Examples: Reduction of intracellular calcium concentrations by blocking the absorption carriers or channels with calcium channel blockers (lowering of the heart load due to reduced oxygen demand and lower blood pressure); Reduction of the sodium ion concentration in axons by local anesthetics (disturbance of the transmission of stimuli or failure of painful sensations dependent on it, see also local anesthetic # mechanism of action ).
Influencing transport systems
Medicinal substances can also develop their effects by influencing ion pumps or carrier systems.
Example: Inhibition of the proton potassium pump by proton pump inhibitors (suppression of hydrochloric acid production in the stomach )
Inhibition of biosynthesis in microorganisms
A large number of anti-infective therapies are based on the disruption of the pathogen's biosynthesis .
Examples: inhibition of bacterial cell wall synthesis by β-lactam antibiotics , disruption of bacterial folic acid synthesis by sulfonamides , inhibition of bacterial protein synthesis by macrolides , inhibition of mycotic ergosterol synthesis by azole antimycotics
literature
- E. Mutschler, G. Geisslinger, HK Kroemer, P. Ruth, M. Schäfer-Korting: Mutschler - drug effects, textbook of pharmacology and toxicology; Basic knowledge of pharmacology / toxicology.

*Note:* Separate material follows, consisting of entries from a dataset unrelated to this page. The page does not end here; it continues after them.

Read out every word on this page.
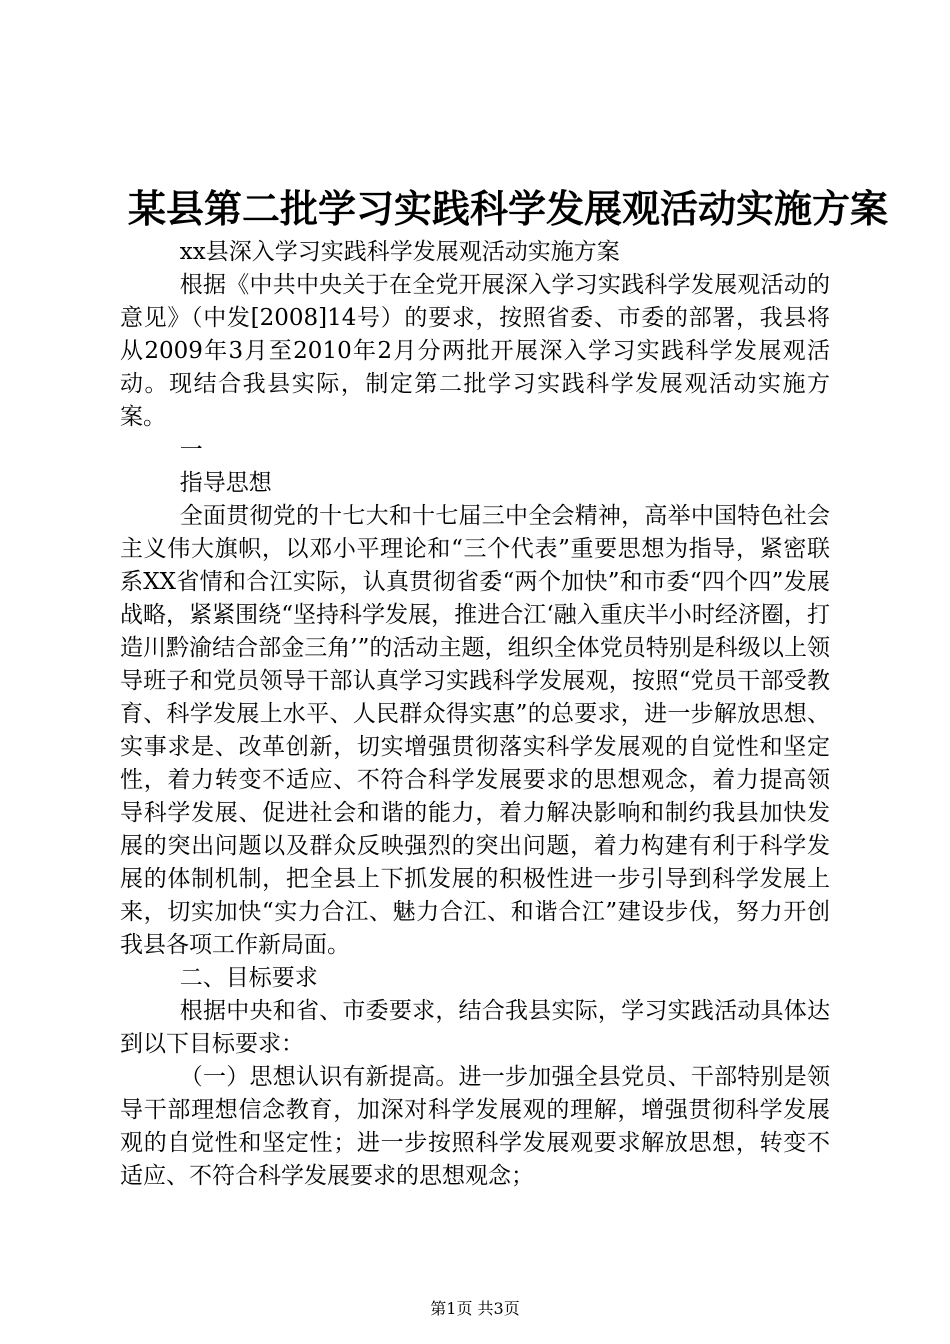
某县第二批学习实践科学发展观活动实施方案

xx县深入学习实践科学发展观活动实施方案

根据《中共中央关于在全党开展深入学习实践科学发展观活动的意见》（中发[2008]14号）的要求，按照省委、市委的部署，我县将从2009年3月至2010年2月分两批开展深入学习实践科学发展观活动。现结合我县实际，制定第二批学习实践科学发展观活动实施方案。

一

指导思想

全面贯彻党的十七大和十七届三中全会精神，高举中国特色社会主义伟大旗帜，以邓小平理论和“三个代表”重要思想为指导，紧密联系XX省情和合江实际，认真贯彻省委“两个加快”和市委“四个四”发展战略，紧紧围绕“坚持科学发展，推进合江‘融入重庆半小时经济圈，打造川黔渝结合部金三角’”的活动主题，组织全体党员特别是科级以上领导班子和党员领导干部认真学习实践科学发展观，按照“党员干部受教育、科学发展上水平、人民群众得实惠”的总要求，进一步解放思想、实事求是、改革创新，切实增强贯彻落实科学发展观的自觉性和坚定性，着力转变不适应、不符合科学发展要求的思想观念，着力提高领导科学发展、促进社会和谐的能力，着力解决影响和制约我县加快发展的突出问题以及群众反映强烈的突出问题，着力构建有利于科学发展的体制机制，把全县上下抓发展的积极性进一步引导到科学发展上来，切实加快“实力合江、魅力合江、和谐合江”建设步伐，努力开创我县各项工作新局面。

二、目标要求

根据中央和省、市委要求，结合我县实际，学习实践活动具体达到以下目标要求：

（一）思想认识有新提高。进一步加强全县党员、干部特别是领导干部理想信念教育，加深对科学发展观的理解，增强贯彻科学发展观的自觉性和坚定性；进一步按照科学发展观要求解放思想，转变不适应、不符合科学发展要求的思想观念；

第1页 共3页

With introductory chapters on anatomy, physiology and pathophysiology , WVG Stuttgart 2005, ISBN 3-8047-2251-2 .
- Philipp FW Vogt: Textbook of Pharmacodynamics , Giessen 1821 (first single work on pharmacodynamics).
Individual evidence
- ↑ Aktories, Klaus ; Förstermann, Ulrich; Hofmann, Franz; Starke, Klaus (Ed.): General and special pharmacology and toxicology. (Founded by W. Forth, D.Hentschler and W. Rummel). 10th edition. Urban & Fischer, Munich / Jena 2009, ISBN 978-3-437-42522-6 , pp. 2, 5, 7f.
- ↑ PJ Yeh, MJ Hegreness, AP Aiden, R. Kishony: Drug interactions and the evolution of antibiotic resistance. In: Nat Rev Microbiol. (2009), Volume 7, No. 6, pp. 460-466. doi : 10.1038 / nrmicro2133 . PMID 19444248 ; PMC 2855488 (free full text).